Tam bir hafta oldu... Felaketler zincirinde bir haftada bir arpa boyu kadar yol kat edilmedi.. Yazık. Yanıyorduk, hala yanıyoruz.. Bir de yok olan canlara, evsiz kalan insanımıza üzülürken akıl almaz olaylara da şahit olduk.
BUNLARI YENİ ÖĞRENDİM
Belli ki böylesi sıcak günler beklenmiş.. Demek ki düşman pusudaymış.. Ancak hükümet bunu beklemiyormuş.. Görüldü ki zerre hazırlık yokmuş.. Türk Hava Kurumu'nun uçakları çürütülmüş, tasfiye edilmiş... Türkiye'nin uçak konusunda sıkıntısı varmış... Kaderde Avusturalya'daki yangının beş beterini yaşamakta varmış. Yaşananlardan ders almamışız. Aynı şey başımıza gelirse ne yaparız dememişiz.

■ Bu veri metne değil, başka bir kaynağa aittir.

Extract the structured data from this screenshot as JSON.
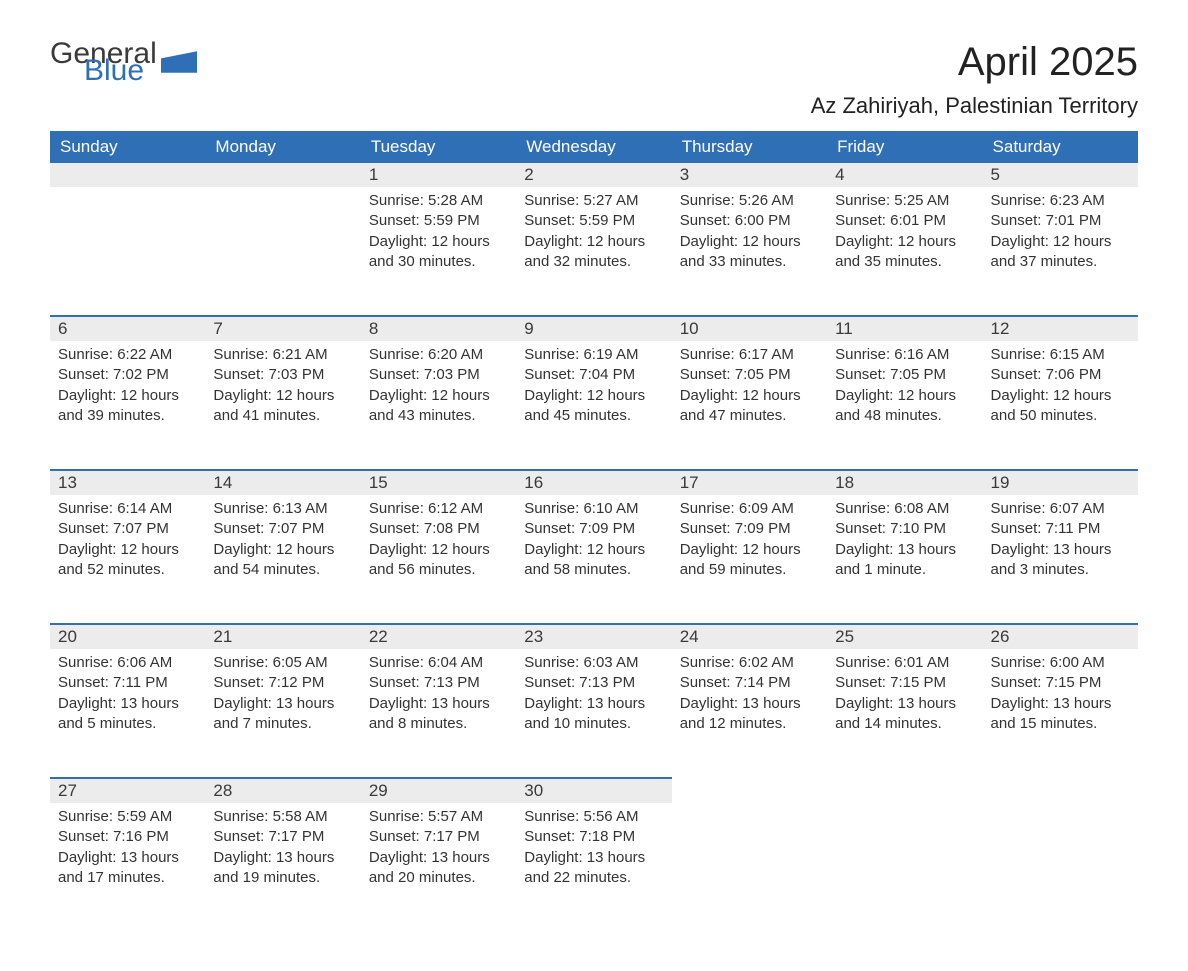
{
  "brand": {
    "word1": "General",
    "word2": "Blue"
  },
  "title": "April 2025",
  "location": "Az Zahiriyah, Palestinian Territory",
  "colors": {
    "primary": "#2f6fb5",
    "header_bg": "#2f6fb5",
    "header_text": "#ffffff",
    "daynum_bg": "#ececec",
    "text": "#333333",
    "background": "#ffffff"
  },
  "typography": {
    "title_fontsize": 40,
    "location_fontsize": 22,
    "header_fontsize": 17,
    "daynum_fontsize": 17,
    "body_fontsize": 15
  },
  "layout": {
    "columns": 7,
    "rows": 5
  },
  "weekdays": [
    "Sunday",
    "Monday",
    "Tuesday",
    "Wednesday",
    "Thursday",
    "Friday",
    "Saturday"
  ],
  "labels": {
    "sunrise": "Sunrise:",
    "sunset": "Sunset:",
    "daylight": "Daylight:"
  },
  "weeks": [
    [
      null,
      null,
      {
        "day": "1",
        "sunrise": "5:28 AM",
        "sunset": "5:59 PM",
        "daylight": "12 hours and 30 minutes."
      },
      {
        "day": "2",
        "sunrise": "5:27 AM",
        "sunset": "5:59 PM",
        "daylight": "12 hours and 32 minutes."
      },
      {
        "day": "3",
        "sunrise": "5:26 AM",
        "sunset": "6:00 PM",
        "daylight": "12 hours and 33 minutes."
      },
      {
        "day": "4",
        "sunrise": "5:25 AM",
        "sunset": "6:01 PM",
        "daylight": "12 hours and 35 minutes."
      },
      {
        "day": "5",
        "sunrise": "6:23 AM",
        "sunset": "7:01 PM",
        "daylight": "12 hours and 37 minutes."
      }
    ],
    [
      {
        "day": "6",
        "sunrise": "6:22 AM",
        "sunset": "7:02 PM",
        "daylight": "12 hours and 39 minutes."
      },
      {
        "day": "7",
        "sunrise": "6:21 AM",
        "sunset": "7:03 PM",
        "daylight": "12 hours and 41 minutes."
      },
      {
        "day": "8",
        "sunrise": "6:20 AM",
        "sunset": "7:03 PM",
        "daylight": "12 hours and 43 minutes."
      },
      {
        "day": "9",
        "sunrise": "6:19 AM",
        "sunset": "7:04 PM",
        "daylight": "12 hours and 45 minutes."
      },
      {
        "day": "10",
        "sunrise": "6:17 AM",
        "sunset": "7:05 PM",
        "daylight": "12 hours and 47 minutes."
      },
      {
        "day": "11",
        "sunrise": "6:16 AM",
        "sunset": "7:05 PM",
        "daylight": "12 hours and 48 minutes."
      },
      {
        "day": "12",
        "sunrise": "6:15 AM",
        "sunset": "7:06 PM",
        "daylight": "12 hours and 50 minutes."
      }
    ],
    [
      {
        "day": "13",
        "sunrise": "6:14 AM",
        "sunset": "7:07 PM",
        "daylight": "12 hours and 52 minutes."
      },
      {
        "day": "14",
        "sunrise": "6:13 AM",
        "sunset": "7:07 PM",
        "daylight": "12 hours and 54 minutes."
      },
      {
        "day": "15",
        "sunrise": "6:12 AM",
        "sunset": "7:08 PM",
        "daylight": "12 hours and 56 minutes."
      },
      {
        "day": "16",
        "sunrise": "6:10 AM",
        "sunset": "7:09 PM",
        "daylight": "12 hours and 58 minutes."
      },
      {
        "day": "17",
        "sunrise": "6:09 AM",
        "sunset": "7:09 PM",
        "daylight": "12 hours and 59 minutes."
      },
      {
        "day": "18",
        "sunrise": "6:08 AM",
        "sunset": "7:10 PM",
        "daylight": "13 hours and 1 minute."
      },
      {
        "day": "19",
        "sunrise": "6:07 AM",
        "sunset": "7:11 PM",
        "daylight": "13 hours and 3 minutes."
      }
    ],
    [
      {
        "day": "20",
        "sunrise": "6:06 AM",
        "sunset": "7:11 PM",
        "daylight": "13 hours and 5 minutes."
      },
      {
        "day": "21",
        "sunrise": "6:05 AM",
        "sunset": "7:12 PM",
        "daylight": "13 hours and 7 minutes."
      },
      {
        "day": "22",
        "sunrise": "6:04 AM",
        "sunset": "7:13 PM",
        "daylight": "13 hours and 8 minutes."
      },
      {
        "day": "23",
        "sunrise": "6:03 AM",
        "sunset": "7:13 PM",
        "daylight": "13 hours and 10 minutes."
      },
      {
        "day": "24",
        "sunrise": "6:02 AM",
        "sunset": "7:14 PM",
        "daylight": "13 hours and 12 minutes."
      },
      {
        "day": "25",
        "sunrise": "6:01 AM",
        "sunset": "7:15 PM",
        "daylight": "13 hours and 14 minutes."
      },
      {
        "day": "26",
        "sunrise": "6:00 AM",
        "sunset": "7:15 PM",
        "daylight": "13 hours and 15 minutes."
      }
    ],
    [
      {
        "day": "27",
        "sunrise": "5:59 AM",
        "sunset": "7:16 PM",
        "daylight": "13 hours and 17 minutes."
      },
      {
        "day": "28",
        "sunrise": "5:58 AM",
        "sunset": "7:17 PM",
        "daylight": "13 hours and 19 minutes."
      },
      {
        "day": "29",
        "sunrise": "5:57 AM",
        "sunset": "7:17 PM",
        "daylight": "13 hours and 20 minutes."
      },
      {
        "day": "30",
        "sunrise": "5:56 AM",
        "sunset": "7:18 PM",
        "daylight": "13 hours and 22 minutes."
      },
      null,
      null,
      null
    ]
  ]
}
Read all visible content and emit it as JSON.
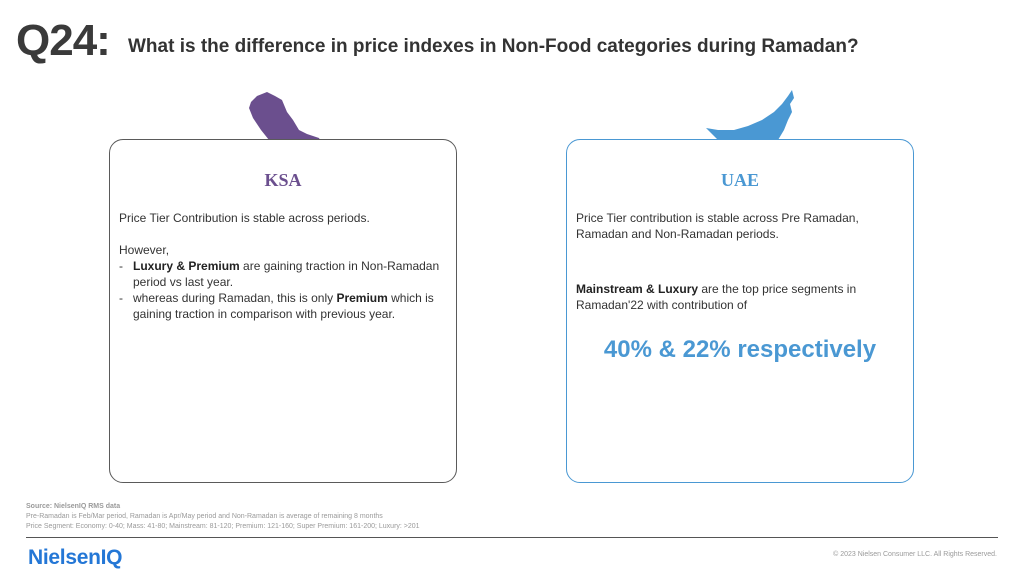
{
  "header": {
    "number": "Q24:",
    "question": "What is the difference in price indexes in Non-Food categories during Ramadan?"
  },
  "ksa": {
    "title": "KSA",
    "intro": "Price Tier Contribution is stable across periods.",
    "however": "However,",
    "bullet1": {
      "dash": "-",
      "bold": "Luxury & Premium",
      "text": " are gaining traction in Non-Ramadan period vs last year."
    },
    "bullet2": {
      "dash": "-",
      "pre": "whereas during Ramadan, this is only ",
      "bold": "Premium",
      "text": " which is gaining traction in comparison with previous year."
    }
  },
  "uae": {
    "title": "UAE",
    "intro": "Price Tier contribution is stable across Pre Ramadan, Ramadan and Non-Ramadan periods.",
    "bold": "Mainstream & Luxury",
    "text": " are the top price segments in Ramadan'22 with contribution of",
    "stat": "40% & 22% respectively"
  },
  "footer": {
    "source": "Source: NielsenIQ RMS data",
    "note1": "Pre-Ramadan is Feb/Mar period, Ramadan is Apr/May period and Non-Ramadan is average of remaining 8 months",
    "note2": "Price Segment: Economy: 0-40; Mass: 41-80; Mainstream: 81-120; Premium: 121-160; Super Premium: 161-200; Luxury: >201",
    "logo": "NielsenIQ",
    "copyright": "© 2023 Nielsen Consumer LLC. All Rights Reserved."
  },
  "colors": {
    "ksa_accent": "#6b4f8e",
    "uae_accent": "#4a98d3",
    "brand": "#2477d6"
  },
  "icons": {
    "ksa_map": "saudi-arabia-map-icon",
    "uae_map": "uae-map-icon"
  }
}
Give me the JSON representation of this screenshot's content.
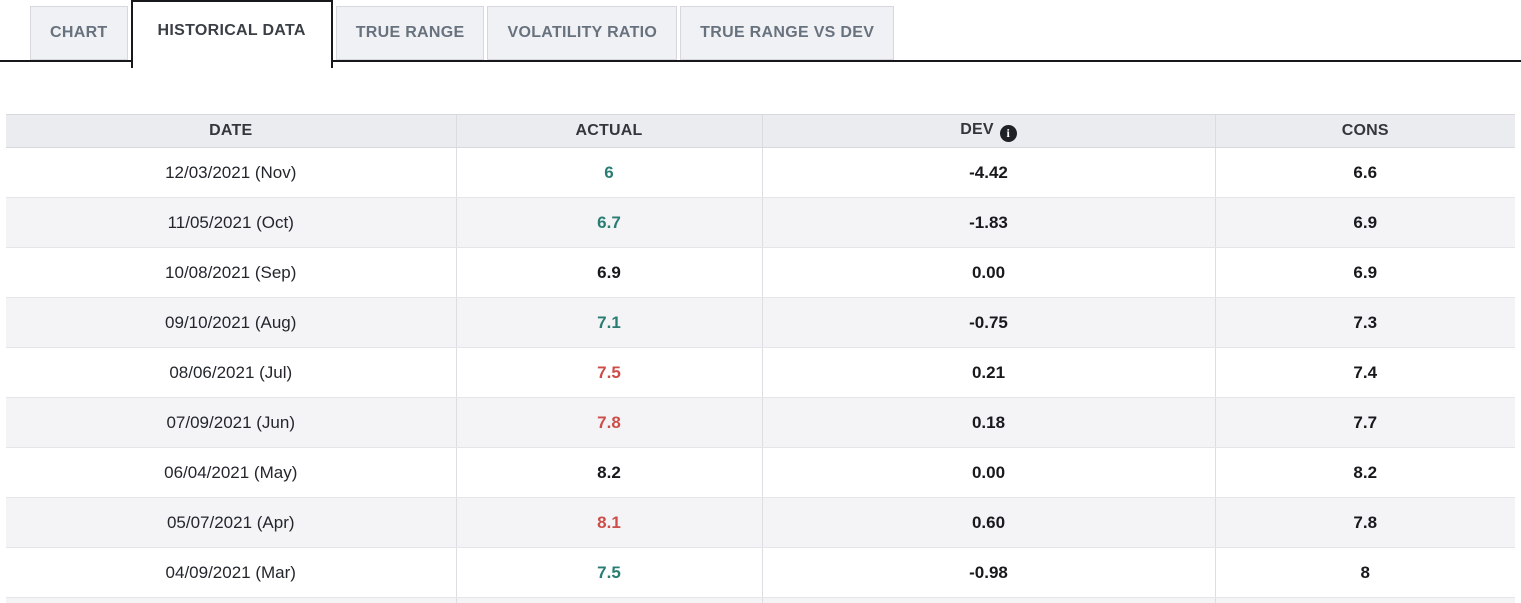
{
  "tabs": [
    {
      "label": "CHART",
      "active": false
    },
    {
      "label": "HISTORICAL DATA",
      "active": true
    },
    {
      "label": "TRUE RANGE",
      "active": false
    },
    {
      "label": "VOLATILITY RATIO",
      "active": false
    },
    {
      "label": "TRUE RANGE VS DEV",
      "active": false
    }
  ],
  "table": {
    "columns": [
      {
        "id": "date",
        "label": "DATE",
        "info": false
      },
      {
        "id": "actual",
        "label": "ACTUAL",
        "info": false
      },
      {
        "id": "dev",
        "label": "DEV",
        "info": true
      },
      {
        "id": "cons",
        "label": "CONS",
        "info": false
      }
    ],
    "info_icon_glyph": "i",
    "rows": [
      {
        "date": "12/03/2021 (Nov)",
        "actual": "6",
        "actual_color": "teal",
        "dev": "-4.42",
        "cons": "6.6"
      },
      {
        "date": "11/05/2021 (Oct)",
        "actual": "6.7",
        "actual_color": "teal",
        "dev": "-1.83",
        "cons": "6.9"
      },
      {
        "date": "10/08/2021 (Sep)",
        "actual": "6.9",
        "actual_color": "neutral",
        "dev": "0.00",
        "cons": "6.9"
      },
      {
        "date": "09/10/2021 (Aug)",
        "actual": "7.1",
        "actual_color": "teal",
        "dev": "-0.75",
        "cons": "7.3"
      },
      {
        "date": "08/06/2021 (Jul)",
        "actual": "7.5",
        "actual_color": "red",
        "dev": "0.21",
        "cons": "7.4"
      },
      {
        "date": "07/09/2021 (Jun)",
        "actual": "7.8",
        "actual_color": "red",
        "dev": "0.18",
        "cons": "7.7"
      },
      {
        "date": "06/04/2021 (May)",
        "actual": "8.2",
        "actual_color": "neutral",
        "dev": "0.00",
        "cons": "8.2"
      },
      {
        "date": "05/07/2021 (Apr)",
        "actual": "8.1",
        "actual_color": "red",
        "dev": "0.60",
        "cons": "7.8"
      },
      {
        "date": "04/09/2021 (Mar)",
        "actual": "7.5",
        "actual_color": "teal",
        "dev": "-0.98",
        "cons": "8"
      }
    ]
  },
  "colors": {
    "actual_teal": "#2a7d73",
    "actual_red": "#cd4e49",
    "actual_neutral": "#17191d"
  }
}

Halbuki sabotaja o kadar açık bir ülkeyken...
Bir de üstüne yaraya tuz basar gibi, bölgeye gelip paket paket çay dağıtıldı.. Bir de üstüne yetkililerden akla mantığa sığmayan birçok açıklama duyduk... Herkes bir yandan da şaşkın... Söylenecek söz dahi kalmadı.
Çuvalladılar... Halbuki turizm için Covid 19 ile mücadeleden vazgeçtiler... Onlar en hassas oldukları yerden vurulurken, olan cennet köşelerimize oldu.
Ve iş başa düştü çocuklar... Sosyal medyadan yayılan yardım kampanyaları, ihtiyaç listeleri... Yine çare sandıkta yetki verdiklerimizde değildi. Bizdeydi... İyi ki sosyal medyanın gücü var... Bu seferde buradan kenetlendik.
Ama işte kabul edin, gücümüz yetmiyor... Bu yangın Türkiye'nin değil, dünyanın da sorunu... Herkes aynı fikirde... Bu yangınlar karadan sönmez... Havadan müdahale şart... Daha neyi bekliyorsunuz? Hangi nedenle çıkmış, kim yapmış olursa olsun, Söndüremediniz, başımıza gelecek hiçbir felakette hazır değilsiniz... Hazırlıklı değilsiniz... Yangını söndüremiyorsunuz... Ama biz sorumlular kim iyi biliyoruz... Gereken yapılmazsa, bilin ki sandıkta can yaktıklarınız gerekeni yapacak.
CHP'li Belediye Başkanlarımızın yardım çığlıkları yürekleri dağladı. Bölgeyi bilenlerle masaya oturulmadı, muhattap alınmadı. Çaresizliğimizi duyan olmadı, sadece çay dağıtıldı...
Ormanlarımız yanıyor, söndüremiyoruz.
Denizlerimiz salyalanmış...
Nehirlerimizden zehir akıyor...
Her yıl orman kanununda değişiklik yapıyorlar. Her şey daha da kötüye gidiyor. Tüm bu yaşadıklarımız iktidarın Türkiye’nin bütün değerlerine kulak tıkamasının bir sonucu...
Nefesimiz gidiyor, denizlerimiz kirleniyor, bastığımız toprak tükeniyor...
Sizce de artık değişimin zamanı gelmedi mi?
*
Değişim demişken, liderliğini yapmaktan onur duyduğum Konak Hareketi olarak Türkiye'nin kenetlendiği bir konuya kayıtsız kalamazdık. TEMA Vakfına geleceğimiz için, yakıp yıkılan cennet köşelerimiz için 500 adet fidan bağışında bulunduk. Herkes gibi bizimde çorbada tuzumuz olsun... Yapılan yardımları söylüyoruz ki, bizden görüp, duyanlarda harekete geçsin.. Çıktığımız yolda örnek olmak önceliğimizdir.